McCarthy is talking about functions, not relations in general,
and he is invoking the idea that is called "Currying" functions
(after Curry's lambda calculus, but going back to Schoenfinkel's
combinators), namely, the fact that a function f of k arguments
can be represented in terms of a function f* from 1 argument to
a function of (k-1) arguments. No arity has been reduced in the
making of this curry. And it does not even touch the question
of the more general composition of k-adic relations.
see:
| Hindley & Seldin, 'Introduction to Combinators and Lambda Calculus',
| London Math Society Student Texts 1, Cambridge University Press,
| Cambridge, UK, 1986.
The irreducibility of 3-adic relations was established by Peirce in two senses,
which may conveniently be called "compositional" and "projective" reducibility.
All 3-adic relations are irreducible in the first sense, by the very
definition of composition. This is a simple fact, quite analogous
to the definition of the ordinary matrix product, inasmuch as any
2-adic relation can be represented as a rectangular matrix with
boolean coefficients, under the appropriate product rule, and
multiplying two such matrices always produces another, and
never a 3-dimensional array. By definition.
Some 3-adic relations are reducible in the second sense,
but many of the most important ones are not. These are,
again, simple mathematical facts, subject to elementary
proof, frequently by way of easy-to-construct examples.
From what I have been able to tell, people who fail to find all of
these simple mathematical facts immediately, well, maybe eventually,
obvious, are probably prone to at least one of three misconceptions:
(1) confusing a relation with a syntactic representation of it,
(2) confusing a relation with one of its tuples,
(3) drawing a factitious distinction between
logical connectives and logical predicates,
which appears to derive in part from (1).
So watch out for that.
John F. Sowa wrote:
>
> Rich and Jon,
>
> This issue has been hashed, rehashed,
> and made into mincemeat time and again.
>
JA> The term "thirdness" refers to those properties of both
> > empirical phenomena and formal structures that can only
> > be modeled in any adequate way by means of 3-adic relations.
>
RC> There are no such formal structures, IMHO. John McCarthy's
> > paper "Recursive Functions of Symbolic Expressions", which
> > provides the mathematical concept behind the first Lisp
> > interpreters, indicates that any function, of any arity,
> > can be modeled by a decomposition of the same mapping
> > into dyadic and monadic functions.
>
> The attached .GIF file illustrates the conversion that John M.
> and many others (including me) have performed many times over.
Unfortunately, the cogency of the graphical syntax appears to be understood only by
those who already understand what a k-adic relation is, namely, a set of k-tuples.
The graph is not the relation, though, it is only a syntactic representation.

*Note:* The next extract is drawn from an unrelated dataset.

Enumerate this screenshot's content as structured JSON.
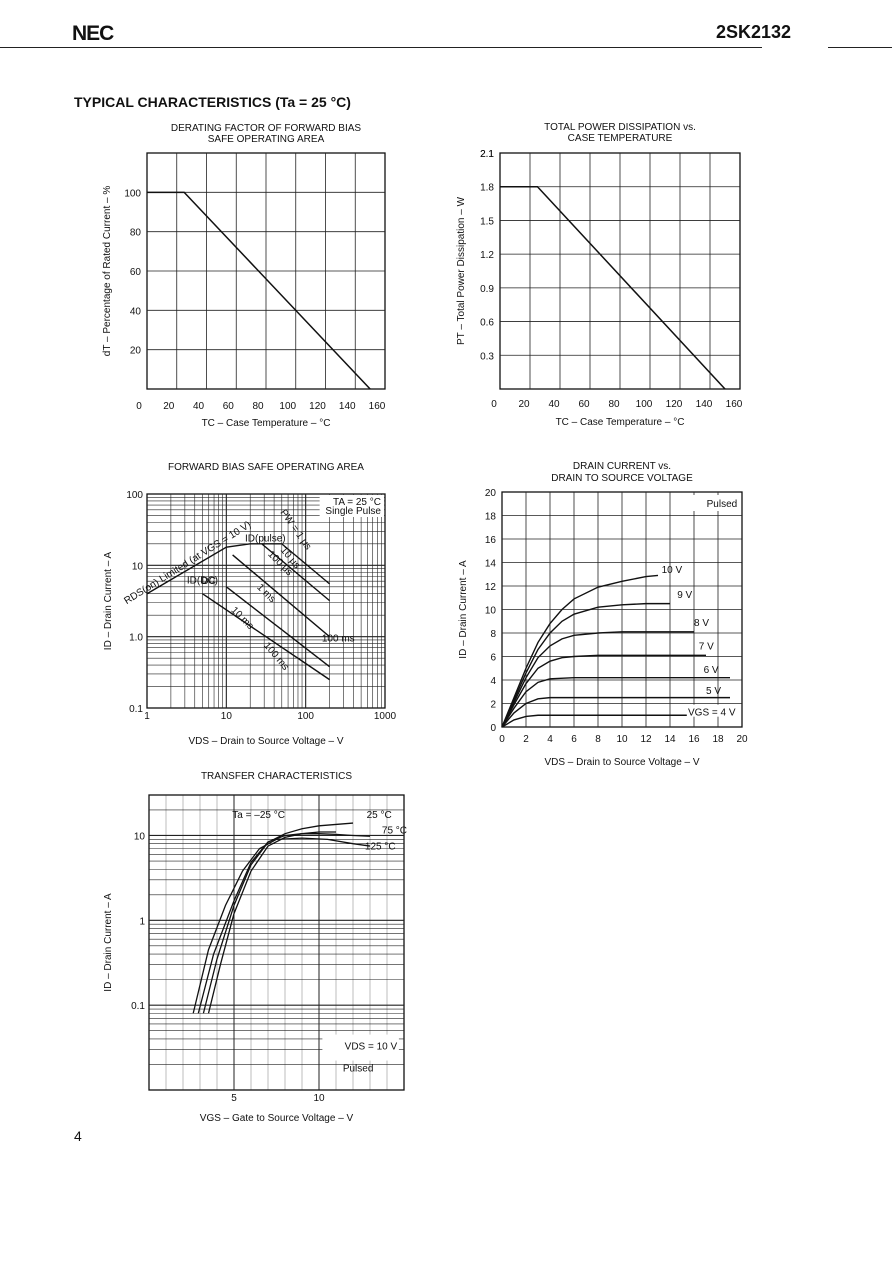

> Notice how it eliminates the triadic relation of type
> Gives by replacing it with a concept node of type Give
> and three dyadic relations of type Agnt, Thme, and Rcpt.
> It merely replaces one kind of triad with a different
> kind of triad. The underlying graph structure still
> has an irreducible triad.
>
> Peirce, McCarthy, and many other mathematicians and
> logicians who have commented on this point have all been
> correct. But they have all been talking past one another.
>
> Peirce said that you cannot remove an irreducible triadic
> connection from a graph, and McCarthy and others have said
> that you can replace a triad of one kind with a triad of
> another kind.
>
> Bottom line: Thirdness is Thirdness. You can push it
> around all you like, but when you think you've squeezed
> it out from one spot, it pops up somewhere else.